Packages and Dependencies
Hallucination and Direct Malicious Code
There are 2 stories today that bring some great attention to the nature of dependencies and how code packages we build on top of them are both not owned by our organizations and sometimes by no one. Additionally, seeing the use of AI to provide packages that simply don’t exist. This is less malicious at this time but points to a cybersecurity concern that is new to the AI age. So, what lessons can we gleam from these current events? Let’s crack in.
Headlines
Know your dependencies
We have seen many times before where some packages that underlies large sections of the internet are changed in some way and cause impact across the internet. The reporting by Advocatmack (all props for the nice dive and link to the details) shows how something that underlies something else becomes compromised and we are left to deal with the fallout. XRPL is a blockchain for business according to their own site. Now a package being affected that underlies the source code can bring the whole of the product into question. Without more information we will not know if this is actively exploited or was added to the source code with malicious intent.
So do you know your organization’s dependencies. What is the source code that underlies your code base? This type of inventory, if it exists, is something that is likely to fall out of date as soon as we have it complete.
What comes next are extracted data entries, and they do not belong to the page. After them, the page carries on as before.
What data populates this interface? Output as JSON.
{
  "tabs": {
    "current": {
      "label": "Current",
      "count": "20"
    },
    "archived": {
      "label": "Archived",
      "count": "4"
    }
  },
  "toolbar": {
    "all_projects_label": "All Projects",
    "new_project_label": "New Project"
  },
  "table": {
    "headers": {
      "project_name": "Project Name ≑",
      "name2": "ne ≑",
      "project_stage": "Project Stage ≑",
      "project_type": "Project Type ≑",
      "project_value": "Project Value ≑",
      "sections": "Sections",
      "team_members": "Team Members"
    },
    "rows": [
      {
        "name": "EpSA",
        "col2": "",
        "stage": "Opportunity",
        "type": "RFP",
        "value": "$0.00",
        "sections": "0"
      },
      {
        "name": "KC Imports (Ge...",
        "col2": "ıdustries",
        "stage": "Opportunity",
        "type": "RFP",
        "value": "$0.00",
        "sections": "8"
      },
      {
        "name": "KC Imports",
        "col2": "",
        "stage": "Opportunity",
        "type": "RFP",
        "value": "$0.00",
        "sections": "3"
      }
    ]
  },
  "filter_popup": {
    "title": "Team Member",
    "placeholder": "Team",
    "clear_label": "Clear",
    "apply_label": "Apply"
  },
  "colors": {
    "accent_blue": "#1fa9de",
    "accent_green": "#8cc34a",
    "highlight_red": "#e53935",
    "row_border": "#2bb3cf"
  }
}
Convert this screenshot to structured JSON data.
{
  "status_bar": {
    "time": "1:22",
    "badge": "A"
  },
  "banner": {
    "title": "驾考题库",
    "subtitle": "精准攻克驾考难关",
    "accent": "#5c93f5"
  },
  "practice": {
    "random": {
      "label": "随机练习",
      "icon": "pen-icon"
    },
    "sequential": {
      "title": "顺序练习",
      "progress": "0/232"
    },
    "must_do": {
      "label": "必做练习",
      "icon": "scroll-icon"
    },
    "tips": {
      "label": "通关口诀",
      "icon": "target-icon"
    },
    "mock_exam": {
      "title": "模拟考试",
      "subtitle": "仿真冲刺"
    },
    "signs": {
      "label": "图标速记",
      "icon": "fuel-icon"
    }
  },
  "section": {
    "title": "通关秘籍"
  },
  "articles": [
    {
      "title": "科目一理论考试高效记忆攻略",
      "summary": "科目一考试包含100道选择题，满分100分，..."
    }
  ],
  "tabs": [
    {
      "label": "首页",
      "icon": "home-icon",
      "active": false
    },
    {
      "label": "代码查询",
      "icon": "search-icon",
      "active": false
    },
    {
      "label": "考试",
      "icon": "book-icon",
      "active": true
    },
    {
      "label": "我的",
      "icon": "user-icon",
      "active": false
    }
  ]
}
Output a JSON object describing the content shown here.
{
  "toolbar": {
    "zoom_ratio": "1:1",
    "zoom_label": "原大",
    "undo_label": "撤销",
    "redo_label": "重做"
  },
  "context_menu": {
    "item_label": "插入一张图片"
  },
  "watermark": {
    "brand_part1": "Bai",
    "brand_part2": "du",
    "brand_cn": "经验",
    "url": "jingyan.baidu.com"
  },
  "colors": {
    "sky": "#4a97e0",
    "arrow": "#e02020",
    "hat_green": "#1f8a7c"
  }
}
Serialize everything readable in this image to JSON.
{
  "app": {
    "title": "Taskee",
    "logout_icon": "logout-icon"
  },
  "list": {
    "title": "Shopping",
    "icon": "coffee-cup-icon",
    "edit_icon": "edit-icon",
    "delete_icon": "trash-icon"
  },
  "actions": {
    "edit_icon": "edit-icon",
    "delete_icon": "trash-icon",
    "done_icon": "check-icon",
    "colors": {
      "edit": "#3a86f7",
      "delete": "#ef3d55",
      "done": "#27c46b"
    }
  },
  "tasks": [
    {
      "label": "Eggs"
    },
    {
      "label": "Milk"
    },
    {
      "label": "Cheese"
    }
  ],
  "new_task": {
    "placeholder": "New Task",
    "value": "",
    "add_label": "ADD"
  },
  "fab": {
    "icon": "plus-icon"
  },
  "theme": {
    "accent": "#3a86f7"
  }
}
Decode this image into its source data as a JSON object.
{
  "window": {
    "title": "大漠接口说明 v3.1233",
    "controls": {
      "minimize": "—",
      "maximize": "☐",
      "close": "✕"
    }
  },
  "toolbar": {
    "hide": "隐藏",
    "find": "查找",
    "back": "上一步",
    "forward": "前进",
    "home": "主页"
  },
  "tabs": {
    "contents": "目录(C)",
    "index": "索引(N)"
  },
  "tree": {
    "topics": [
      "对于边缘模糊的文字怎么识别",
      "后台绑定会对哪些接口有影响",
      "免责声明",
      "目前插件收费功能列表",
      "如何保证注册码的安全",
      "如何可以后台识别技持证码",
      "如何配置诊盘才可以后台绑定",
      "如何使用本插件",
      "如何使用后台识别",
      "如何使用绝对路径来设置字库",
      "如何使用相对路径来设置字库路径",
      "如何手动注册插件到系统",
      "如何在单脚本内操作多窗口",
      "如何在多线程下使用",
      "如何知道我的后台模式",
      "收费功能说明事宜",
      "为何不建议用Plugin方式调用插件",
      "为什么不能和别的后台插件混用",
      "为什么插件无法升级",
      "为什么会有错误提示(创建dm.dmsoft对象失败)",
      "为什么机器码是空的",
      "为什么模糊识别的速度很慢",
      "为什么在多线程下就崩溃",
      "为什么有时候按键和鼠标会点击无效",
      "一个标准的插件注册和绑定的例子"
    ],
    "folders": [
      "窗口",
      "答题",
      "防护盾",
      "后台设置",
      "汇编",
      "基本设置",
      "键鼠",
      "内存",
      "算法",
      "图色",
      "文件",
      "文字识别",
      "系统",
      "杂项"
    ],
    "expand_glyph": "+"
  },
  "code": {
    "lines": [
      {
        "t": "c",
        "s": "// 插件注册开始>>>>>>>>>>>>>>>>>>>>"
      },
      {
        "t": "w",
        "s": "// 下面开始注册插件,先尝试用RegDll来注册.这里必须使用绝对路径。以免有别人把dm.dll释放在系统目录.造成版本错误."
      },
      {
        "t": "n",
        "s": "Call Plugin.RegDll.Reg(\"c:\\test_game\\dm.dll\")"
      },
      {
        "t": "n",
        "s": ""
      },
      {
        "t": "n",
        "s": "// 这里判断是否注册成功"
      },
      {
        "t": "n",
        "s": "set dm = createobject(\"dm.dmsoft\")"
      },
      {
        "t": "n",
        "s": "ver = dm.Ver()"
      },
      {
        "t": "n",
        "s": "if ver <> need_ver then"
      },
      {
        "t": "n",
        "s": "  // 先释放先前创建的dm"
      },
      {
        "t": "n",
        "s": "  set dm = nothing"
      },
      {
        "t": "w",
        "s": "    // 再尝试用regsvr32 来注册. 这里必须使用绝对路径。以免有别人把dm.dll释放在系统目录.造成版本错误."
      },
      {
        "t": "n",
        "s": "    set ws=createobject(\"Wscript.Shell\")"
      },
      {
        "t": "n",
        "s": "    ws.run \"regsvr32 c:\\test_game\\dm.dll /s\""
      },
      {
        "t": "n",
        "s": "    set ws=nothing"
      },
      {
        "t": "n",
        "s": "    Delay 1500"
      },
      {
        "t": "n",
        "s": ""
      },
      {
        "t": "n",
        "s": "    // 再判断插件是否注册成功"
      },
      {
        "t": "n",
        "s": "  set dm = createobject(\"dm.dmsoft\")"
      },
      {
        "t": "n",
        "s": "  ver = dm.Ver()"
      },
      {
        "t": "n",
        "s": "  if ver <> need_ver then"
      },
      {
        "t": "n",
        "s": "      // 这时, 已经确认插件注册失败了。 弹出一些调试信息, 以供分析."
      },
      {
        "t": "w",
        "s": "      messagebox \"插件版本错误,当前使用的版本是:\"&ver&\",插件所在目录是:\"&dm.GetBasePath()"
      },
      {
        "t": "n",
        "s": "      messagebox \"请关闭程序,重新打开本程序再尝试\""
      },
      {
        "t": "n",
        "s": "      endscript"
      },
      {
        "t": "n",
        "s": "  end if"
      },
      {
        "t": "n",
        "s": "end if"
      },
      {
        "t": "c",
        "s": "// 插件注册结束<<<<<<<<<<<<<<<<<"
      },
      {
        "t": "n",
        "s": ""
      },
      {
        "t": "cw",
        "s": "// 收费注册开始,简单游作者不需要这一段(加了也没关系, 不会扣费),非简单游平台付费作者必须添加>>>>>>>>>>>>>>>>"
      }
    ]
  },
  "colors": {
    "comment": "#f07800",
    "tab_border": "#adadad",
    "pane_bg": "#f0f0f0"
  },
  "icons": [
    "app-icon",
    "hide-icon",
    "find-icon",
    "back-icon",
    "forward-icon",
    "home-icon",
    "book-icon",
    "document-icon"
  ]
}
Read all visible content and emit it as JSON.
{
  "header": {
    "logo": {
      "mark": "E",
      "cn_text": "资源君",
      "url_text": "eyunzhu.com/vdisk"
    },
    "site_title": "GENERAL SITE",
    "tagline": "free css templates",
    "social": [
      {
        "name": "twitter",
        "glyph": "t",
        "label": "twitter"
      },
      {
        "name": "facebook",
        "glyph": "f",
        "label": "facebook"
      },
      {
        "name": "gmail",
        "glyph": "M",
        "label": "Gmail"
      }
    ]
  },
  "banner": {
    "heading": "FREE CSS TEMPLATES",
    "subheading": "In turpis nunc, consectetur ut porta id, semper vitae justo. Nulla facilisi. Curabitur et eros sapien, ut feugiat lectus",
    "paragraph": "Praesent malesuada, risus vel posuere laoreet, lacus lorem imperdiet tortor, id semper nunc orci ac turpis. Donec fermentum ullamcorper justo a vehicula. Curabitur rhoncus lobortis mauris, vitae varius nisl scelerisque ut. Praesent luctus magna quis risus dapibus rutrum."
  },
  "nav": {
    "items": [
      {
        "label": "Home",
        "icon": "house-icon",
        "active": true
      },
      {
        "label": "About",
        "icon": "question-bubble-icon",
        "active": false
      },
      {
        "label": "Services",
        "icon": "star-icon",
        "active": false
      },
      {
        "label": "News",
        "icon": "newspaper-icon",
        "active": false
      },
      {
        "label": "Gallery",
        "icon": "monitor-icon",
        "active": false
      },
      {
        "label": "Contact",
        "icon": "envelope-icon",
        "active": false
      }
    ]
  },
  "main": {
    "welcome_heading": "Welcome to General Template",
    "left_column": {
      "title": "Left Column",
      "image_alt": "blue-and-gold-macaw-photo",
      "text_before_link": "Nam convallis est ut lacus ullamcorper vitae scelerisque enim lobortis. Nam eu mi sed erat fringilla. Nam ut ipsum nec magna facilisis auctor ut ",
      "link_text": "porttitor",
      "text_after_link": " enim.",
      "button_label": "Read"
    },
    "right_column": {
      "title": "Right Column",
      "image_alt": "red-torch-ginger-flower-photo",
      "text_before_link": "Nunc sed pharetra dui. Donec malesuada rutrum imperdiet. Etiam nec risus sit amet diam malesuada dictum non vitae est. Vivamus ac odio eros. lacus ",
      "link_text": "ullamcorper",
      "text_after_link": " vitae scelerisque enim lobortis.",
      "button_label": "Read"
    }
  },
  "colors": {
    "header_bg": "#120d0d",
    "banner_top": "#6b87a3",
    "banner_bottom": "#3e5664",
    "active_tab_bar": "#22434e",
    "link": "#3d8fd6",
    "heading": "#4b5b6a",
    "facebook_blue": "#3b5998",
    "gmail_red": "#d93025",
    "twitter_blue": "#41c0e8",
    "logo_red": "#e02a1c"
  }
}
One of the key factors is that developers are looking to move forward as quickly as possible, and cybersecurity tends not to be the first concern. This alignment of motivation creates issues between the CISO and the development team. However, when we put our organization on top of public code bases, we face the potential for our products or systems to be affected without any action on our part. Developers want to move quickly, and new packages can provide a way to move the whole of a project forward with little to no effort from the organization. The temptation is real and even needed for more complex solutions.
The lesson we can take is that we need to be involved in internal development and with the acquisition of new packages to ensure they are secure code bases to work from. Doing this is something far from easy to do. What we usually rely on is a SDLC that covers the usage of new packages or implementation into development. This is a larger topic than we can cover here but this is nearly an entire domain in the CISSP and so we will cover this there.
Secure Coding in the AI Age
The second article here covers the new issue of ‘slopsquatting’. This article is really worth a read as this is an entirely new topic. If a hallucination of a package can then be made real and infected creates a really interesting issue. However, the lesson here is the same for cybersecurity professionals. We must gain reigns over the development process at the beginning of any feature or product development. When we are there the c.s. professionals can provide insight and review to prevent the inclusion of unwanted or unreliable packages.